The Liberal party has one final chance to justify its existence. That means cultural courage – the willingness to defend free speech when universities ban conservative speakers, to support parental authority when schools impose gender ideology, to celebrate national achievement when activists teach children to hate their country. It means institutional warfare – taking back the schools from ideologues, defunding universities that suppress free thought, purging activist bureaucrats, and forcing corporations to choose between politics and profits. It means economic credibility – returning to the fundamentals of wealth creation rather than green subsidies and corporate welfare. Tax relief for families, support for small business, policies that reward work and investment rather than virtue-signalling and rent-seeking. Most importantly, it means naming the real constituency – the forgotten people. Suburban families crushed by energy costs, small business owners drowning in regulation, parents horrified by what schools teach their children, workers whose jobs are sacrificed to climate targets, people concerned about immigration called ‘racists’.

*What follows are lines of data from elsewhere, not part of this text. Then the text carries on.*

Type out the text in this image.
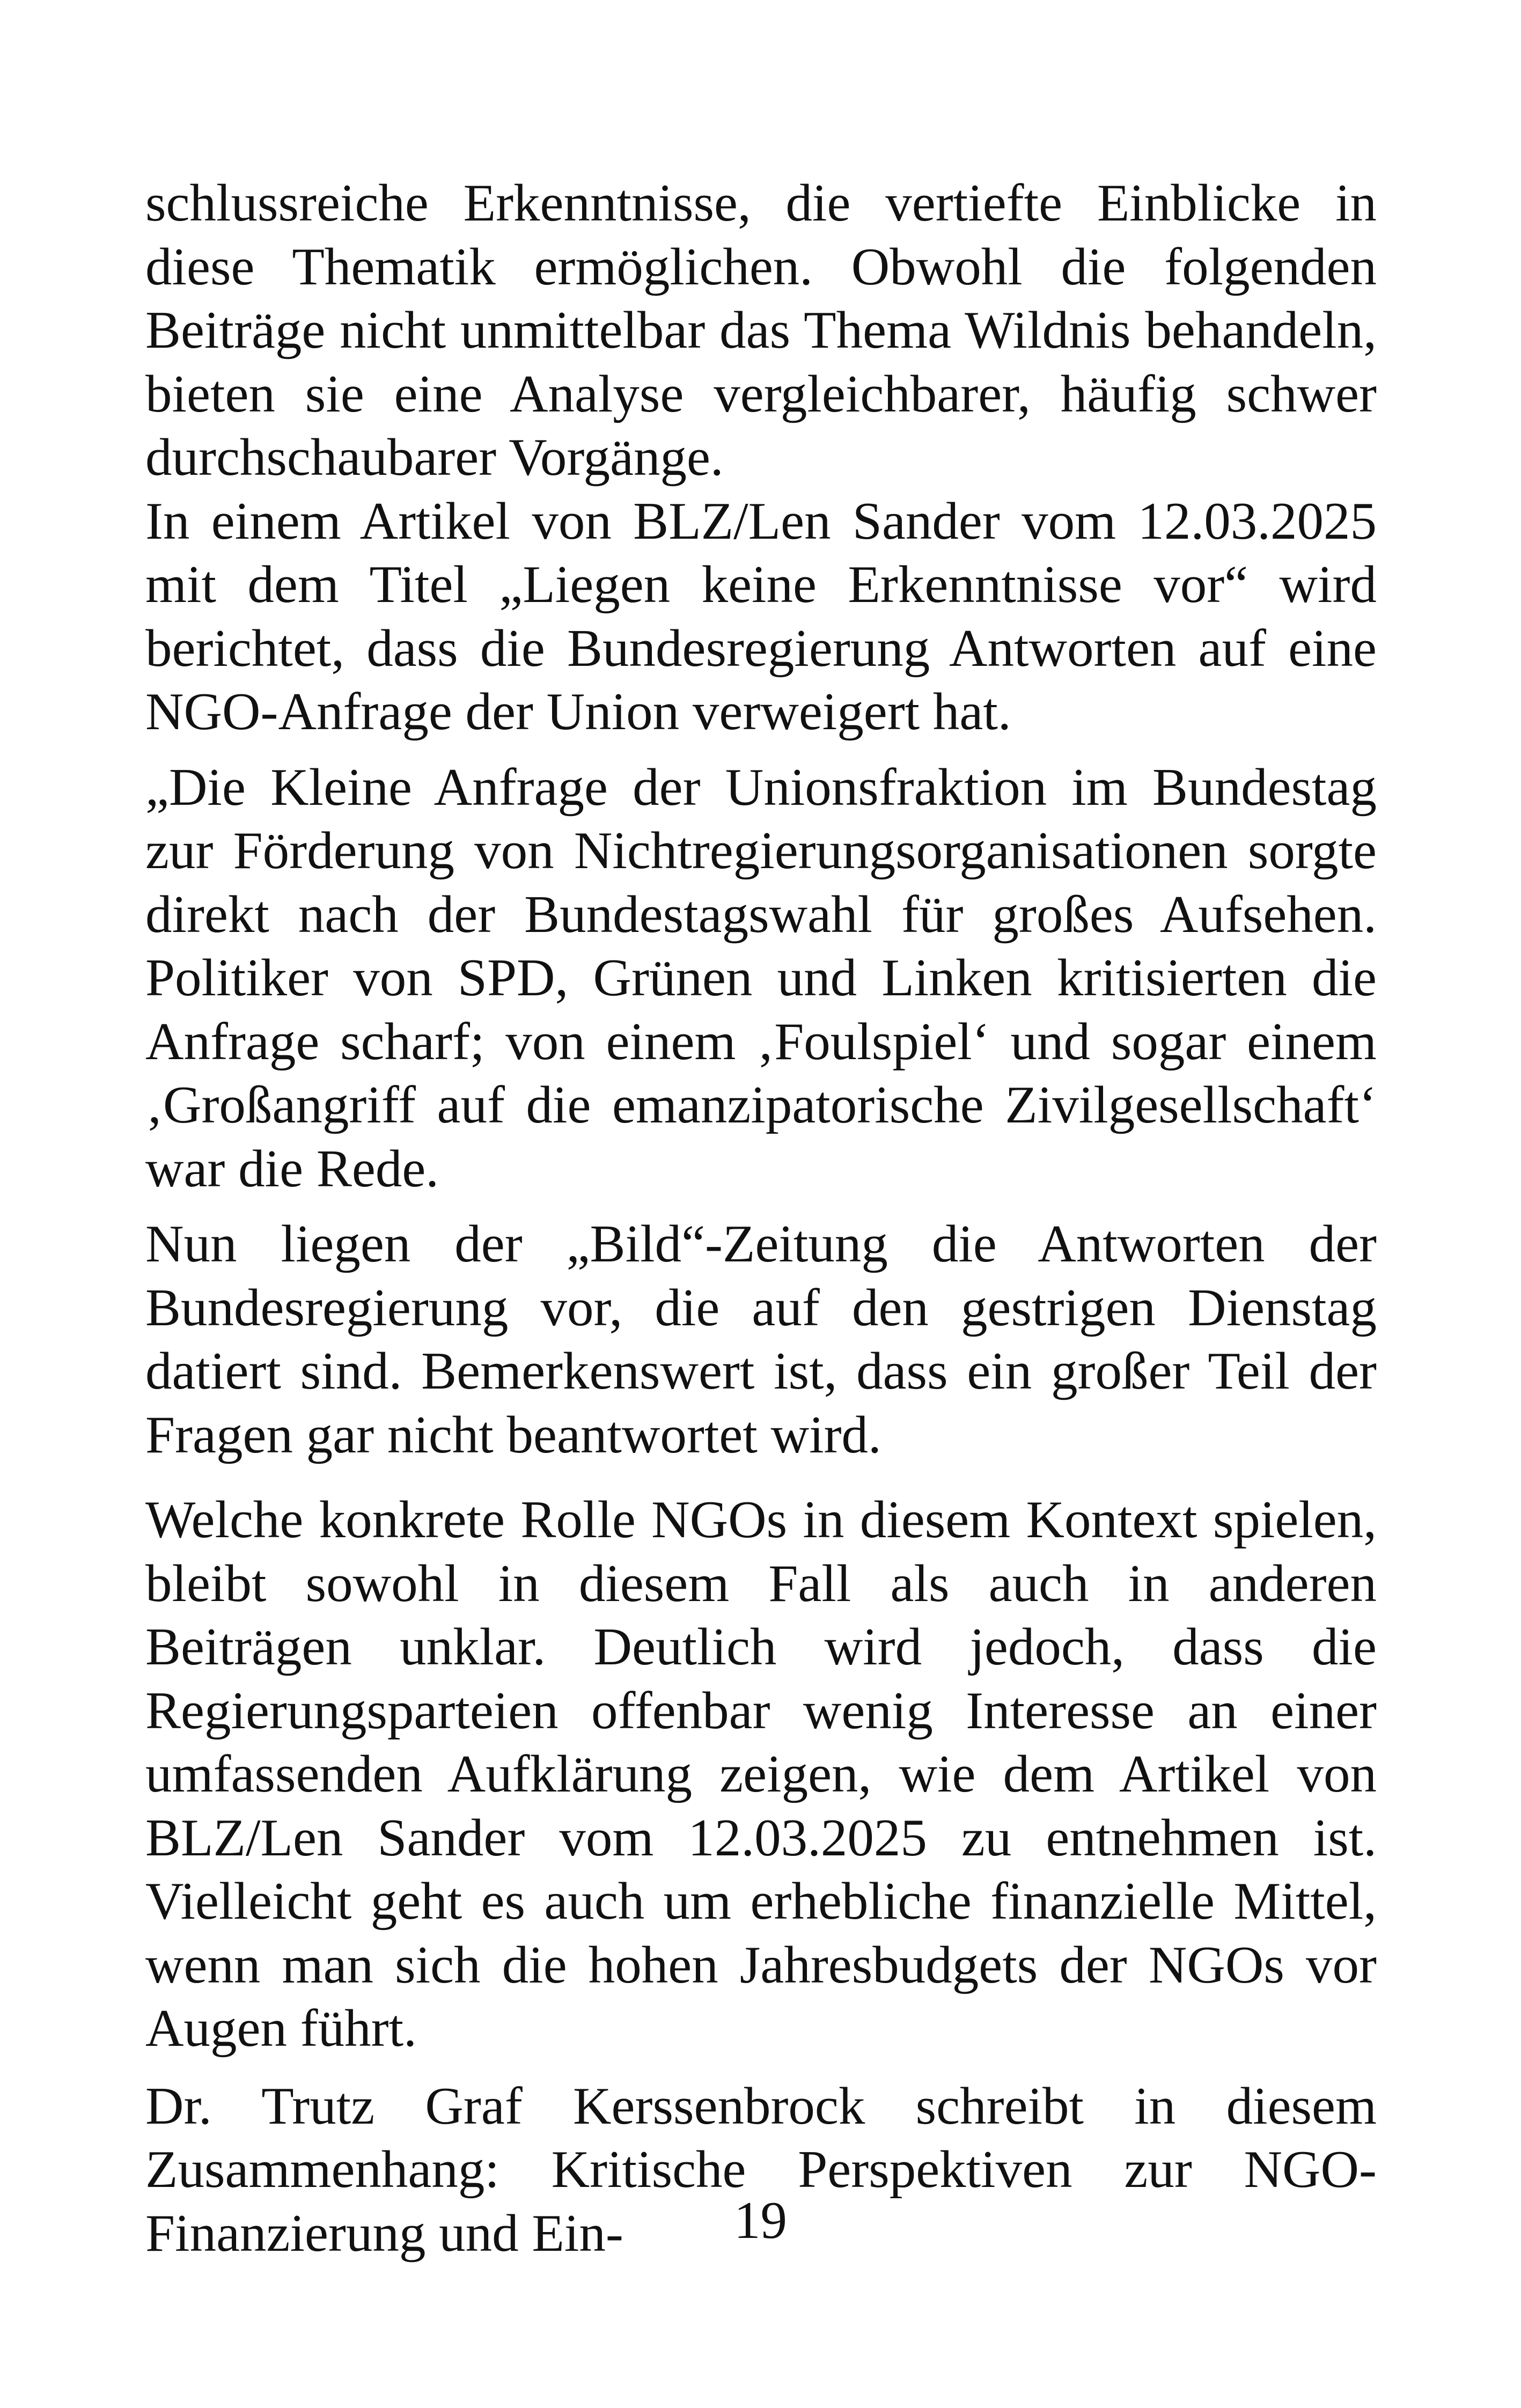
schlussreiche Erkenntnisse, die vertiefte Einblicke in diese Thematik ermöglichen. Obwohl die folgenden Beiträge nicht unmittelbar das Thema Wildnis behandeln, bieten sie eine Analyse vergleichbarer, häufig schwer durchschaubarer Vorgänge.

In einem Artikel von BLZ/Len Sander vom 12.03.2025 mit dem Titel „Liegen keine Erkenntnisse vor“ wird berichtet, dass die Bundesregierung Antworten auf eine NGO-Anfrage der Union verweigert hat.

„Die Kleine Anfrage der Unionsfraktion im Bundestag zur Förderung von Nichtregierungsorganisationen sorgte direkt nach der Bundestagswahl für großes Aufsehen. Politiker von SPD, Grünen und Linken kritisierten die Anfrage scharf; von einem ‚Foulspiel‘ und sogar einem ‚Großangriff auf die emanzipatorische Zivilgesellschaft‘ war die Rede.

Nun liegen der „Bild“-Zeitung die Antworten der Bundesregierung vor, die auf den gestrigen Dienstag datiert sind. Bemerkenswert ist, dass ein großer Teil der Fragen gar nicht beantwortet wird.

Welche konkrete Rolle NGOs in diesem Kontext spielen, bleibt sowohl in diesem Fall als auch in anderen Beiträgen unklar. Deutlich wird jedoch, dass die Regierungsparteien offenbar wenig Interesse an einer umfassenden Aufklärung zeigen, wie dem Artikel von BLZ/Len Sander vom 12.03.2025 zu entnehmen ist. Vielleicht geht es auch um erhebliche finanzielle Mittel, wenn man sich die hohen Jahresbudgets der NGOs vor Augen führt.

Dr. Trutz Graf Kerssenbrock schreibt in diesem Zusammenhang: Kritische Perspektiven zur NGO-Finanzierung und Ein-	19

Menzies did not win by chasing the centre – he shifted it, by making aspiration and enterprise appear normal and Labor’s socialism dangerous. Howard did not triangulate –he redefined the mainstream, making border control and family values respectable again.
The path back requires the same approach: naming the real Australia beneath the noise and making its values mainstream again. The constituencies are still there –aspirational families, small businesses, regional communities –waiting for leaders brave enough to represent them.
The Liberal party faces extinction or renewal. Down one path lies comfortable irrelevance – the slow fade into obscurity as Labor and the Teals divide its territory. Down the other lies the hard road back: confronting institutional enemies, challenging progressive orthodoxies and fighting cultural battles.
The Liberals can choose to be Menzies and Howard’s successors, or they can choose to be footnotes in the story of how a great political party died of its own cowardice. History will remember which path they took.